On the eve of the grand opening of the new National Museum of African American History and Culture, the U.S. Treasury Department held a forum that examined the role of Black banking in the history of the nation. Linking financial inclusion to citizenship and social stability, the Treasury Department’s Freedman’s Bank Forum, hosted by Operation HOPE founder John Hope Bryant, opened a critical dialogue about continuing the legacy of Black financial vigor for a new generation.

Freedman’s Savings and Trust Company, commonly known as Freedman’s Bank, was established in 1865 as the first establishment for free Blacks to bank in. (Photo courtesy of U.S. Department of Treasury)

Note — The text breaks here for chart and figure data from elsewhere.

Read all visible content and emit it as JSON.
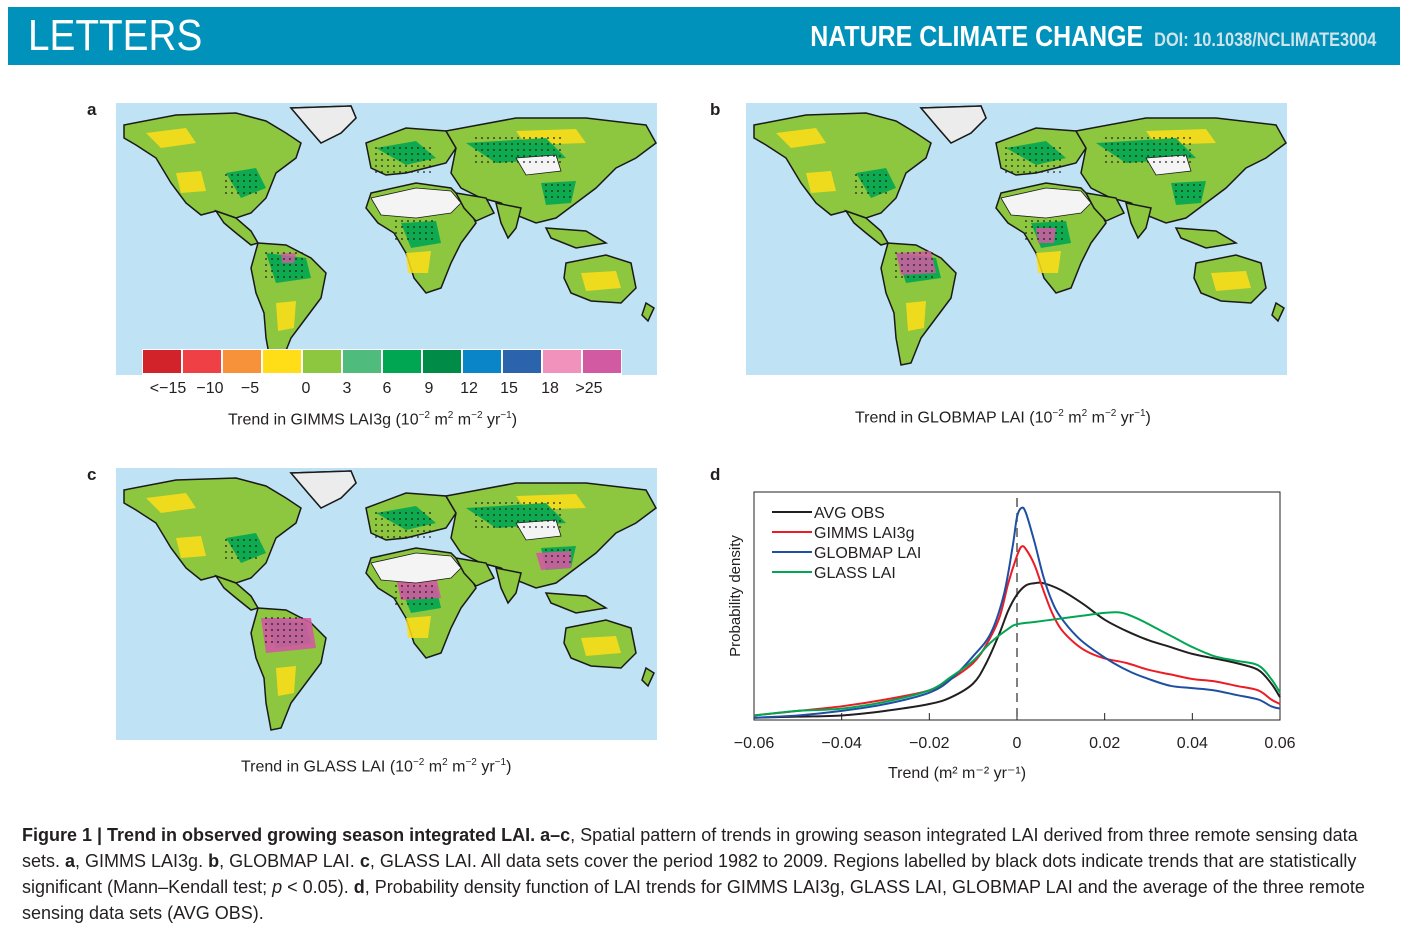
{
  "header": {
    "section": "LETTERS",
    "journal": "NATURE CLIMATE CHANGE",
    "doi": "DOI: 10.1038/NCLIMATE3004",
    "color": "#0092bb"
  },
  "panels": {
    "a": {
      "label": "a",
      "caption_prefix": "Trend in GIMMS LAI3g (10",
      "dataset": "GIMMS LAI3g"
    },
    "b": {
      "label": "b",
      "caption_prefix": "Trend in GLOBMAP LAI (10",
      "dataset": "GLOBMAP LAI"
    },
    "c": {
      "label": "c",
      "caption_prefix": "Trend in GLASS LAI (10",
      "dataset": "GLASS LAI"
    },
    "d": {
      "label": "d"
    }
  },
  "units": {
    "exp1": "−2",
    "m": " m",
    "sq": "2",
    "m2": " m",
    "exp2": "−2",
    "yr": " yr",
    "exp3": "−1",
    "close": ")"
  },
  "colorbar": {
    "colors": [
      "#d2232a",
      "#ee4045",
      "#f7923a",
      "#ffde17",
      "#8dc63f",
      "#4fbb7c",
      "#00a651",
      "#008c46",
      "#0a86c8",
      "#2b63ad",
      "#f192bc",
      "#d25aa2"
    ],
    "tick_labels": [
      "<−15",
      "−10",
      "−5",
      "0",
      "3",
      "6",
      "9",
      "12",
      "15",
      "18",
      ">25"
    ]
  },
  "map_colors": {
    "ocean": "#bfe3f4",
    "land_base": "#8dc63f",
    "land_dark": "#00a651",
    "land_yellow": "#ffde17",
    "desert": "#f4f4f4",
    "ice": "#ececec",
    "border": "#1a1a1a",
    "pink": "#d25aa2"
  },
  "chart_data": {
    "type": "line",
    "title": "",
    "xlabel": "Trend (m² m⁻² yr⁻¹)",
    "ylabel": "Probability density",
    "xlim": [
      -0.06,
      0.06
    ],
    "ylim": [
      0,
      1
    ],
    "x_ticks": [
      -0.06,
      -0.04,
      -0.02,
      0,
      0.02,
      0.04,
      0.06
    ],
    "x_tick_labels": [
      "−0.06",
      "−0.04",
      "−0.02",
      "0",
      "0.02",
      "0.04",
      "0.06"
    ],
    "y_ticks": [],
    "grid": false,
    "legend_position": "top-left",
    "vline": {
      "x": 0,
      "style": "dashed"
    },
    "series": [
      {
        "name": "AVG OBS",
        "color": "#231f20",
        "x": [
          -0.06,
          -0.05,
          -0.04,
          -0.03,
          -0.02,
          -0.015,
          -0.01,
          -0.007,
          -0.004,
          -0.002,
          0,
          0.002,
          0.004,
          0.006,
          0.01,
          0.015,
          0.02,
          0.025,
          0.03,
          0.035,
          0.04,
          0.045,
          0.05,
          0.055,
          0.058,
          0.06
        ],
        "y": [
          0.01,
          0.015,
          0.02,
          0.04,
          0.07,
          0.1,
          0.16,
          0.25,
          0.38,
          0.48,
          0.55,
          0.59,
          0.6,
          0.6,
          0.57,
          0.51,
          0.44,
          0.39,
          0.35,
          0.32,
          0.29,
          0.27,
          0.25,
          0.22,
          0.16,
          0.1
        ]
      },
      {
        "name": "GIMMS LAI3g",
        "color": "#ed1c24",
        "x": [
          -0.06,
          -0.05,
          -0.04,
          -0.03,
          -0.02,
          -0.015,
          -0.01,
          -0.007,
          -0.004,
          -0.002,
          0,
          0.001,
          0.002,
          0.004,
          0.006,
          0.008,
          0.01,
          0.013,
          0.016,
          0.02,
          0.025,
          0.03,
          0.035,
          0.04,
          0.045,
          0.05,
          0.055,
          0.058,
          0.06
        ],
        "y": [
          0.02,
          0.04,
          0.06,
          0.09,
          0.13,
          0.18,
          0.25,
          0.33,
          0.45,
          0.6,
          0.72,
          0.76,
          0.75,
          0.68,
          0.57,
          0.47,
          0.4,
          0.34,
          0.3,
          0.27,
          0.25,
          0.22,
          0.2,
          0.18,
          0.17,
          0.15,
          0.13,
          0.09,
          0.07
        ]
      },
      {
        "name": "GLOBMAP LAI",
        "color": "#1f4fa2",
        "x": [
          -0.06,
          -0.05,
          -0.04,
          -0.03,
          -0.02,
          -0.015,
          -0.01,
          -0.006,
          -0.003,
          -0.001,
          0,
          0.001,
          0.002,
          0.004,
          0.006,
          0.008,
          0.01,
          0.014,
          0.018,
          0.022,
          0.026,
          0.03,
          0.035,
          0.04,
          0.045,
          0.05,
          0.055,
          0.058,
          0.06
        ],
        "y": [
          0.01,
          0.02,
          0.04,
          0.07,
          0.12,
          0.18,
          0.28,
          0.38,
          0.55,
          0.76,
          0.89,
          0.93,
          0.91,
          0.78,
          0.63,
          0.52,
          0.45,
          0.36,
          0.3,
          0.25,
          0.21,
          0.18,
          0.15,
          0.14,
          0.13,
          0.11,
          0.09,
          0.06,
          0.05
        ]
      },
      {
        "name": "GLASS LAI",
        "color": "#00a651",
        "x": [
          -0.06,
          -0.05,
          -0.04,
          -0.03,
          -0.02,
          -0.015,
          -0.01,
          -0.006,
          -0.002,
          0,
          0.004,
          0.008,
          0.012,
          0.016,
          0.02,
          0.024,
          0.028,
          0.032,
          0.036,
          0.04,
          0.045,
          0.05,
          0.055,
          0.058,
          0.06
        ],
        "y": [
          0.02,
          0.04,
          0.05,
          0.08,
          0.13,
          0.19,
          0.26,
          0.34,
          0.4,
          0.42,
          0.43,
          0.44,
          0.45,
          0.46,
          0.47,
          0.47,
          0.44,
          0.4,
          0.36,
          0.32,
          0.28,
          0.26,
          0.24,
          0.18,
          0.12
        ]
      }
    ]
  },
  "figure_caption": {
    "title": "Figure 1 | Trend in observed growing season integrated LAI. a–c",
    "t1": ", Spatial pattern of trends in growing season integrated LAI derived from three remote sensing data sets. ",
    "a": "a",
    "t2": ", GIMMS LAI3g. ",
    "b": "b",
    "t3": ", GLOBMAP LAI. ",
    "c": "c",
    "t4": ", GLASS LAI. All data sets cover the period 1982 to 2009. Regions labelled by black dots indicate trends that are statistically significant (Mann–Kendall test; ",
    "p": "p",
    "t5": " < 0.05). ",
    "d": "d",
    "t6": ", Probability density function of LAI trends for GIMMS LAI3g, GLASS LAI, GLOBMAP LAI and the average of the three remote sensing data sets (AVG OBS)."
  }
}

Speakers for the Sept. 23 forum included Amias Gerety, acting assistant secretary of the Department of the Treasury, Financial Institutions; Kim Saunders, president and CEO of the Eads Group; and U.S. Treasury Secretary John Lew, who noted that while the importance of economic stability among Blacks has always been at the crux of social mobility, the banking system has not always offered fair, balanced, or necessary participation.

“As we honor the legacy of the Freedman’s Bank, it reminds us of the need for effective regulation and oversight, and symbolizes our commitment to ensuring more Americans have the financial tools and education they need to build a secure future,” Lew told the crowd. “I hope they take a moment to contemplate what it meant for freed men and women to have a bank at all, and what it means for Americans from every community to feel fully part of our country with the tools to build their own future.”

Established as a private corporation by John W. Alvord, a Congregational Minister, and A. M. Sperry, an abolitionist, the Freedmen’s Savings and Trust Company opened in 1864 to eliminate individual bank mismanagement and bring Black deposits under central control in a single large institution. After Congress passed legislation incorporating the bank on March 3, 1865, President Abraham Lincoln immediately signed the bill into law. Deposits were received only “by or on behalf of persons heretofore held in slavery in the United States, or their descendants.” Up to 7 percent interest was allowed for deposits, and any unclaimed accounts were to be pooled into a charitable fund that was used to educate the children of ex-slaves. The bank went bankrupt following a financial scandal and closed its doors in 1874.

With its untimely shuttering, many Black families abandoned America’s banking systems, turning instead to home safes, benevolent societies, and informal savings clubs. Generations of Black families, simply opted out of being involved with banks altogether. The U.S. Treasury is working to get the descendants of those depositors back.

“The real challenge is on a personal level. We work with students who get their first summer jobs and with their first paycheck we convince them to open a bank account and introduce them immediately to the banking system,” Lew said. “The alternative is the money sits in their pockets or a shoe box. It will ultimately lead to them either spending the money or losing the money. We all know that if you put the money in the bank, it is different than if you are treating it as something more casual. It becomes more than a casual-relationship when the money is saved or invested.”

The forum aligned the historical significance of Freedman’s bank and its original mission – to promote economic integration and financial inclusion – with the immediate need for strong Black investments in education, investment, and retirement plans. The reality, according to Saunders, is that too many Blacks, especially low-income families, have little or no access to the financial systems, credit or banking histories, and subsequently, limited access to loans or other financial anchors.

“We have to be familiar with the person sitting across from us as we roll up our sleeves and are showing teens how to balance checkbooks, and senior citizens how to write their first checks, whatever is necessary,” Saunders said on the panel. “We have to do whatever is necessary to help them become engaged, involved, and successful in the financial market.”